Нас встречают звёзды,

Дальние дороги,

Вольные луга...

Верхом на ветре

«Li Rom a kiste li braval»[2]

Бруно Морелли

Кто бродит по миру грёзно,

Кто хищно кружит по следу;

Цыгане — верхом на ветре,

Кобыле в попоне звёздной.

Кто смотрит в круги бинокля,

А кто в зеркала глядится —

Цыгане, земные птицы,

Играют в цветные стёкла.

Кто ходит топиться в омут,

А кто поплескаться с краю;

Цыгане — в огонь ныряют,

В тоскующих песнях тонут.

Кто нежной клонится ивой,

Кто в солнце верхушкой метит...

Цыгане — верхом на ветре,

Кобыле с туманной гривой.

Байлаора (Ритмы фламенко)

Взгляд тёмный и страстный,

И нежный, и властный

Цыганских очей

Чарует опасно,

Бередит напрасно

В угаре ночей

Беззвёздных, кабацких,

Беспечных гусарски,

В дыму сигарет;

Лицо словно маска,

И адски, дикарски

Глаза — как запрет!

Желанней е-

ё в мире

нет!

Качаются бёдра

Бескостно, свободно,

Под стук каблуков.

С улыбкой недоброй,

Кровавой, голодной

Индийских божков

Танцует цыганка.

Звучат, как приманка,

Хлопки смуглых рук,

Но горда осанка

Лукавой южанки,

И дело к утру.

О, пусть не при-

ходит рас-

свет!

Сыграй мне, Талош

Франция, 1944

Сыграй мне, Талош, на жёлтой скрипке,

Янтарной, сладкой, как свежий мёд,

Сыграй мне лето, сыграй улыбку —

Пускай твой чардаш собак уймёт...

Сыграй мне, Талош, на скрипке синей,

Как ночь над лесом и глубь реки,

Дрожаще-нежной, как лист осины —

И заржавеют от слёз курки...

Сыграй мне, Талош, на скрипке алой,

Горячной, дикой, сестре огня,

Опасно-жаркой и сладко-шалой —

Прижги, не надо жалеть меня!

Но ты играешь на скрипке чёрной,

Глухой, как омут, слепой, как дождь,

Смычком тоску мне плетёшь узорно —

И тем надежду мою крадёшь...

Иоганну Тролльману

«O, tu, kalo ?irikloro,

Lid?a mange mro liloro.

Lid?a, lid?a mra rom?ake,

Hoj som phandlo Au?vicate!»[3]

Ружена Даниэлова

Он танцевал на ринге —

рождён был для танца.

Он не выдержал ритма:

в такой да вписаться...

Был он красив и молод,

пока дозволяли.

Лагерный смертный холод

ему прописали,

нары да серые стены —

зэ-ка Иоганну.

Вина его несомненна:

он был цыганом.

Выдрана, осквернённа

жизни страничка.

Его принеси письмо нам,

чёрная птичка!

Свадебная

На снегу простынном — розы.

На щеках из бронзы — росы.

Заплетают пряди-лозы

В плети-косы.

Что жених? Он здесь не главный.

Выпевают люди славу

Твоему отцу. Заздравно

Пьют отраву.

Что бледна ты? Льются песни,

Не сиди — пляши, невеста,

Разве свадьба не чудесна?

Всё по чести!

Романи бахт[4]

К кочевой звезде уводит

Млечная дорога.

Как давно мы не видали

На дорогах Бога!

Мы его ещё поищем —

Нам терпенья хватит —

По асфальту автобанов,

По болотным гатям...

Уберу-ка из колоды

Карты чёрной масти,

Посижу да нагадаю

Нам немного счастья...

В полутьме звенит гитара

О цыганской доле.

Где-то бродит наше счастье

По ночному полю...

СКАЗКИ ДЛЯ ПАДЧЕРИЦЫ

Бабка Варвара

Падали листья, ветки хлестали ветер, собаки выли.

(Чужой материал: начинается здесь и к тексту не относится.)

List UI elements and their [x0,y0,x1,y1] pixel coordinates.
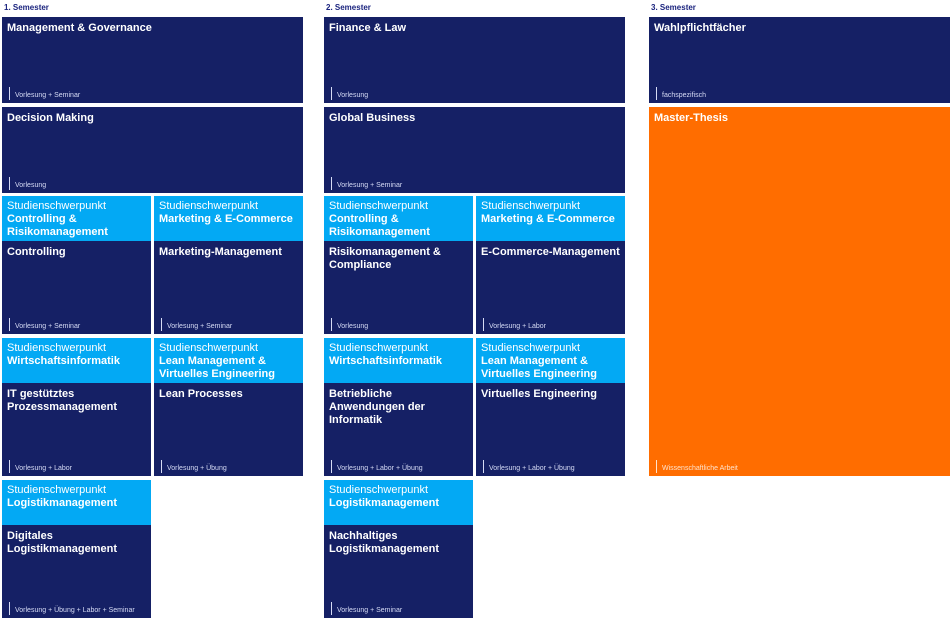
module-wahlpflichtfaecher[interactable]: Wahlpflichtfächer fachspezifisch [649,17,950,103]
specialization-label: Studienschwerpunkt [329,484,429,496]
specialization-name: Logistikmanagement [329,497,440,509]
module-type: Vorlesung + Labor [9,460,72,473]
module-type: Vorlesung + Seminar [331,602,402,615]
module-type: Vorlesung + Seminar [9,87,80,100]
module-title: Marketing-Management [159,246,282,258]
module-betriebliche-anwendungen[interactable]: Betriebliche Anwendungen der Informatik … [324,383,473,476]
module-type: Wissenschaftliche Arbeit [656,460,738,473]
module-type: Vorlesung + Labor + Übung [483,460,575,473]
specialization-name: Logistikmanagement [7,497,118,509]
specialization-header-wirtschaftsinformatik: Studienschwerpunkt Wirtschaftsinformatik [2,338,151,383]
module-type: Vorlesung + Seminar [331,177,402,190]
module-title: Finance & Law [329,22,407,34]
module-type: Vorlesung [331,318,368,331]
module-title: Lean Processes [159,388,243,400]
specialization-header-lean: Studienschwerpunkt Lean Management & Vir… [476,338,625,383]
specialization-name: Marketing & E-Commerce [481,213,615,225]
module-title: Controlling [7,246,66,258]
module-title: Decision Making [7,112,94,124]
specialization-label: Studienschwerpunkt [329,200,429,212]
specialization-header-wirtschaftsinformatik: Studienschwerpunkt Wirtschaftsinformatik [324,338,473,383]
specialization-name: Controlling & Risikomanagement [329,213,430,238]
specialization-name: Wirtschaftsinformatik [7,355,120,367]
module-global-business[interactable]: Global Business Vorlesung + Seminar [324,107,625,193]
module-title: Betriebliche Anwendungen der Informatik [329,388,425,426]
module-it-prozessmanagement[interactable]: IT gestütztes Prozessmanagement Vorlesun… [2,383,151,476]
semester-1-heading: 1. Semester [4,3,49,12]
module-master-thesis[interactable]: Master-Thesis Wissenschaftliche Arbeit [649,107,950,476]
module-title: E-Commerce-Management [481,246,620,258]
module-digitales-logistikmanagement[interactable]: Digitales Logistikmanagement Vorlesung +… [2,525,151,618]
module-type: Vorlesung [9,177,46,190]
module-title: Wahlpflichtfächer [654,22,746,34]
specialization-name: Lean Management & Virtuelles Engineering [159,355,275,380]
specialization-label: Studienschwerpunkt [159,200,259,212]
specialization-label: Studienschwerpunkt [481,200,581,212]
module-type: Vorlesung + Übung + Labor + Seminar [9,602,135,615]
module-e-commerce-management[interactable]: E-Commerce-Management Vorlesung + Labor [476,241,625,334]
module-title: Nachhaltiges Logistikmanagement [329,530,440,555]
module-title: Risikomanagement & Compliance [329,246,441,271]
module-type: Vorlesung + Labor [483,318,546,331]
module-type: Vorlesung + Übung [161,460,227,473]
semester-3-heading: 3. Semester [651,3,696,12]
module-title: Digitales Logistikmanagement [7,530,118,555]
module-type: Vorlesung + Seminar [9,318,80,331]
module-nachhaltiges-logistikmanagement[interactable]: Nachhaltiges Logistikmanagement Vorlesun… [324,525,473,618]
specialization-header-marketing: Studienschwerpunkt Marketing & E-Commerc… [154,196,303,241]
specialization-label: Studienschwerpunkt [7,484,107,496]
specialization-header-logistik: Studienschwerpunkt Logistikmanagement [2,480,151,525]
specialization-label: Studienschwerpunkt [329,342,429,354]
module-marketing-management[interactable]: Marketing-Management Vorlesung + Seminar [154,241,303,334]
specialization-header-controlling: Studienschwerpunkt Controlling & Risikom… [2,196,151,241]
specialization-label: Studienschwerpunkt [159,342,259,354]
semester-2-heading: 2. Semester [326,3,371,12]
module-decision-making[interactable]: Decision Making Vorlesung [2,107,303,193]
specialization-name: Wirtschaftsinformatik [329,355,442,367]
module-title: Management & Governance [7,22,152,34]
module-title: Virtuelles Engineering [481,388,597,400]
specialization-header-logistik: Studienschwerpunkt Logistikmanagement [324,480,473,525]
module-type: Vorlesung + Labor + Übung [331,460,423,473]
module-risikomanagement-compliance[interactable]: Risikomanagement & Compliance Vorlesung [324,241,473,334]
specialization-label: Studienschwerpunkt [7,342,107,354]
module-title: Master-Thesis [654,112,728,124]
specialization-name: Lean Management & Virtuelles Engineering [481,355,597,380]
module-type: fachspezifisch [656,87,706,100]
specialization-label: Studienschwerpunkt [7,200,107,212]
specialization-header-lean: Studienschwerpunkt Lean Management & Vir… [154,338,303,383]
specialization-header-controlling: Studienschwerpunkt Controlling & Risikom… [324,196,473,241]
module-finance-law[interactable]: Finance & Law Vorlesung [324,17,625,103]
specialization-name: Marketing & E-Commerce [159,213,293,225]
module-virtuelles-engineering[interactable]: Virtuelles Engineering Vorlesung + Labor… [476,383,625,476]
module-lean-processes[interactable]: Lean Processes Vorlesung + Übung [154,383,303,476]
module-controlling[interactable]: Controlling Vorlesung + Seminar [2,241,151,334]
module-title: IT gestütztes Prozessmanagement [7,388,118,413]
module-type: Vorlesung + Seminar [161,318,232,331]
module-title: Global Business [329,112,416,124]
module-type: Vorlesung [331,87,368,100]
specialization-name: Controlling & Risikomanagement [7,213,108,238]
specialization-header-marketing: Studienschwerpunkt Marketing & E-Commerc… [476,196,625,241]
specialization-label: Studienschwerpunkt [481,342,581,354]
module-management-governance[interactable]: Management & Governance Vorlesung + Semi… [2,17,303,103]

Старая бабка Варвара молилась на календарь.

Бабка Варвара давно и усердно готовит себя к могиле,

так, как готовились все её бабки встарь.

Вышита чёрным крестом рубаха из серо-седой холстины,

белый платок отложен на полку с таблетками от хвороб;

в грубый подол рубахи зашиты четыре пера воробьиных,

и у печи давно стоит домовина, по-современному то есть — гроб.

Старая бабка Варвара молилась, поклоны била.

Где-то неслось машинами и поездами её письмо:

«Правнучка Настя — писала — голубка моя белокрыла,

ты приезжай, не мешкай, чую, выходит мой срок этой зимой.

Ты не грусти и не бойся, мы все там будем, Настасья,

дай тебе бог прожить столь же, сколь я жила,

только не так, как я, лучше в миру да согласьи.

Ты приезжай, смотри, двадцатого-то числа.»

Свечка коптила, ставни гремели глухо, дрожали стёкла.

Голенький клёныш у тына, тощий без листьев, дрог.

Злой и косматый, в медвежьей шкуре, с картинки блёклой

молча глядел на Варвару древний, забытый, суровый бог.

Сын Луны

Ринке

Город пищит углами: ищут поживу крысы,

Сына Луны, младенца с нежным жасмином щёк.

Делят углы ночные быстрые биссектрисы,

Льётся по колыбелькам серый крысиный шёлк.

Робко глядят с комодов толстые морды кошек.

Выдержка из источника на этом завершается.